Variation in AAVE

From the American Dialect Society meeting just concluded in Portland OR, this abstract from Taylor Jones (a grad student at Penn) reporting on some ingenious research he conducted with collaborator Christopher Hall:

‘Yeen kno nun bou dat’:  Using Twitter to map AAVE dialect regions

Recent research has established AAVE isn’t monolithic. However, AAVE variation hasn’t been systematically described and mapped. Here, we use new computational methods, using social media, to describe AAVE variation and to show AAVE dialect regions distinct from — and perpendicular to — other dialects of North American English. This study maps the geographic patterns of 30+ common nonstandard spellings on Twitter (e.g. sholl for “sure”). We show nonstandard AAVE orthography delineates clear dialect regions, with shared phonological and lexical features. These regions are not coterminous with traditional North American dialect regions; rather, they align with patterns of movement during the Great Migration.

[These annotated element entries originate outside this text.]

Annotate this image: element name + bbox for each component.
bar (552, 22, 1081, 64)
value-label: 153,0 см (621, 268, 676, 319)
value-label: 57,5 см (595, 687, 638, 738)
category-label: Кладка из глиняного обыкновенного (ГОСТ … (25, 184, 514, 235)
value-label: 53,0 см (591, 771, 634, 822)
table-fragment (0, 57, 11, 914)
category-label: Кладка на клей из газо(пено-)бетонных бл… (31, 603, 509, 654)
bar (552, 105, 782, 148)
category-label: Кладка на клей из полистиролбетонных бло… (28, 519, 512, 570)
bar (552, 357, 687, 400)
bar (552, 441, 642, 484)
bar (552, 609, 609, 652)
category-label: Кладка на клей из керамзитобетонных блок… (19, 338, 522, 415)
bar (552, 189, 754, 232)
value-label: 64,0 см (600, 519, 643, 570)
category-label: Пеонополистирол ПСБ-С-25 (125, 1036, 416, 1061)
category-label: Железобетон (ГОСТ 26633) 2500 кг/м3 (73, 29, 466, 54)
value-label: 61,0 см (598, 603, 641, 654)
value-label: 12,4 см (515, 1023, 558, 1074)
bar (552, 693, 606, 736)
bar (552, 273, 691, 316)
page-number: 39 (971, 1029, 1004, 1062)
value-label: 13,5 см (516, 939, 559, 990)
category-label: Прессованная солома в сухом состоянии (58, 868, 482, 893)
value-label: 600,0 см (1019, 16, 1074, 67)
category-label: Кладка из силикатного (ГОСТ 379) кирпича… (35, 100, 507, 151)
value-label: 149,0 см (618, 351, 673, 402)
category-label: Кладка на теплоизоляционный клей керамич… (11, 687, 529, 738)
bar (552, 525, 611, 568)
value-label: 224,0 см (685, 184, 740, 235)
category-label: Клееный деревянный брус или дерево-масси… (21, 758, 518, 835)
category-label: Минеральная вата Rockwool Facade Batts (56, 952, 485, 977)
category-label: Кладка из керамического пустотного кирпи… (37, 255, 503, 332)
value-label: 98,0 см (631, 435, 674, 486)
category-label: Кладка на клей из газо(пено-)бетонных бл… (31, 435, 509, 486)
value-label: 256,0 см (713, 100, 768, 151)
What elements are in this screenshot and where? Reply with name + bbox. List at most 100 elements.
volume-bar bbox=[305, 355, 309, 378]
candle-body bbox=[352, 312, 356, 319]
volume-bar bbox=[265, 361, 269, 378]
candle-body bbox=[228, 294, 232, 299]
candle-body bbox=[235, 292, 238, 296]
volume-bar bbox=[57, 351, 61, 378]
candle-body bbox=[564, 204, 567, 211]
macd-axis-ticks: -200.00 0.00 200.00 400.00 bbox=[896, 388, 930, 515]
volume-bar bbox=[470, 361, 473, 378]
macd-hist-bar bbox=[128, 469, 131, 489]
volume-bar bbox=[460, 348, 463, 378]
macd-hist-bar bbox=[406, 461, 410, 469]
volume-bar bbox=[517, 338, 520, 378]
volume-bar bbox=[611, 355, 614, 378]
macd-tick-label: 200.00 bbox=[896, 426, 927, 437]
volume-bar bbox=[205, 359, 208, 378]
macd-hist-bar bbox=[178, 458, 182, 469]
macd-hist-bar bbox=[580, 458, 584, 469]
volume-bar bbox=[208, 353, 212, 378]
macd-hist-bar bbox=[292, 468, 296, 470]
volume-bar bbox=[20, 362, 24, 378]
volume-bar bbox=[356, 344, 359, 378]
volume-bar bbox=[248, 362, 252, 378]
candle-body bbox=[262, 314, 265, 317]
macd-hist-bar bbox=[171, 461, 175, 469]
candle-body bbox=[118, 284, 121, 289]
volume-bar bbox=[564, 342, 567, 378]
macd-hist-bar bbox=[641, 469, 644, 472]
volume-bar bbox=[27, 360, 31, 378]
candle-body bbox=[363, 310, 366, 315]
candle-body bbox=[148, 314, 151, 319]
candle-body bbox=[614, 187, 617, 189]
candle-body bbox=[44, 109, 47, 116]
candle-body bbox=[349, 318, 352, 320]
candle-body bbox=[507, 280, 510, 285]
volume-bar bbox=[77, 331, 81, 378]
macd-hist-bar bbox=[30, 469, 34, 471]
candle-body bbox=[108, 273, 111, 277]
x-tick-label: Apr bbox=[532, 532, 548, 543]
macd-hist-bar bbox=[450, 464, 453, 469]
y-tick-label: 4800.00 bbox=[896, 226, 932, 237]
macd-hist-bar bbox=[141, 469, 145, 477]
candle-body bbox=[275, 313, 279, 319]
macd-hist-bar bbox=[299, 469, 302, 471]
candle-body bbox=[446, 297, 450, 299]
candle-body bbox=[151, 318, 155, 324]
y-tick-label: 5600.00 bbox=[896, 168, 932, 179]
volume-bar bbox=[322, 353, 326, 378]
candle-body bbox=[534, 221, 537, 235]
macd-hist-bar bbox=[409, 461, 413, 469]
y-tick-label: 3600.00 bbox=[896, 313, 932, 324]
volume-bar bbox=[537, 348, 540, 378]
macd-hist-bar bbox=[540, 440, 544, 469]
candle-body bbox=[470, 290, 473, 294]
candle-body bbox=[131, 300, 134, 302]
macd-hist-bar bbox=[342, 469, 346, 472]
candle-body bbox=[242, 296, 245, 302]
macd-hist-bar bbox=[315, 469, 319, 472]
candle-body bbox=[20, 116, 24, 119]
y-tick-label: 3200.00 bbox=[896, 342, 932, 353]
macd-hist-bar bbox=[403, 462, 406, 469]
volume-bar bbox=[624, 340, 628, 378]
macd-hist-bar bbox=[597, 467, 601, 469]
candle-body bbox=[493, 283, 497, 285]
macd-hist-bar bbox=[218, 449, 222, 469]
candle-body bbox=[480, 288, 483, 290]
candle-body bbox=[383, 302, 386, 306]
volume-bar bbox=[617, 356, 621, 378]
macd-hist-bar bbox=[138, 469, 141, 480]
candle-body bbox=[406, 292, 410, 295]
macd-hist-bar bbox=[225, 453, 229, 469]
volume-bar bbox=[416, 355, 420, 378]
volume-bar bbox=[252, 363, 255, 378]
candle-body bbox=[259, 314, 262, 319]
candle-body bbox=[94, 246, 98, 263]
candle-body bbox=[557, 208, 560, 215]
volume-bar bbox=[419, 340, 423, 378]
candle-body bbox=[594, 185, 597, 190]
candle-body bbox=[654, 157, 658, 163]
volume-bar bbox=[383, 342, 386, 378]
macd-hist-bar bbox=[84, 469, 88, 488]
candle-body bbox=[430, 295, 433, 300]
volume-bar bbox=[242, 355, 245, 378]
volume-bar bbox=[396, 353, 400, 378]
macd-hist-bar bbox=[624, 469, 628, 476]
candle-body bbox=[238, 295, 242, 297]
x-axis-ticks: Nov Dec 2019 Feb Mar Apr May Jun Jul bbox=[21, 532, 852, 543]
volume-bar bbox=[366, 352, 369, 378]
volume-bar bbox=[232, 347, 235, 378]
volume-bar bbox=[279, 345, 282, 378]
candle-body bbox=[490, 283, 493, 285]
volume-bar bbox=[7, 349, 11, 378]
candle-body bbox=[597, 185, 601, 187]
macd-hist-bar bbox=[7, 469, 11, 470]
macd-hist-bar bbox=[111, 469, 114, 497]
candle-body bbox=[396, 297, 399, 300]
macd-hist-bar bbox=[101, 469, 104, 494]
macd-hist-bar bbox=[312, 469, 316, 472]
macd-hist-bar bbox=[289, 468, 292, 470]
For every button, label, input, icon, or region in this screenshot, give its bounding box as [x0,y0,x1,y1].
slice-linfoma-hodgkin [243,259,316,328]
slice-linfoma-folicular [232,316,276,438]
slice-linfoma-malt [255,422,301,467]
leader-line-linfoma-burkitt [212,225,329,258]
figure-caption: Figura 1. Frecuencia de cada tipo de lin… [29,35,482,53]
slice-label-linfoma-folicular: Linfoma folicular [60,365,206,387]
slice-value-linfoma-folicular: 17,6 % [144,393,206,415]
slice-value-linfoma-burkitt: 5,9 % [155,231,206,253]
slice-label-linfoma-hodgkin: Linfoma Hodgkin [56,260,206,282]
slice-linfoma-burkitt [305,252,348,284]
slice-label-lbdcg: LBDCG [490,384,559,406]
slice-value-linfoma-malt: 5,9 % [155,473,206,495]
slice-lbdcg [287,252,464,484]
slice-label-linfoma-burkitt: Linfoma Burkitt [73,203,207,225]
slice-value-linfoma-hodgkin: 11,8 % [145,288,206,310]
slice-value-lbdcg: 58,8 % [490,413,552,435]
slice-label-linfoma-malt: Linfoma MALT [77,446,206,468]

On the Great Migration, from Wikipedia:

The Great Migration was the movement of 6 million African Americans out of the rural Southern United States to the urban Northeast, Midwest, and West that occurred between 1910 and 1970. Some historians differentiate between the first Great Migration (1910–1930), numbering about 1.6 million migrants who left mostly rural areas to migrate to northern industrial cities; and, after a lull during the Great Depression, a Second Great Migration (1940–1970), in which 5 million or more people moved from the South, including many to California and other western states.

Jones and Hall will give a version of the ADS paper at Stanford today, but I won’t be able to attend.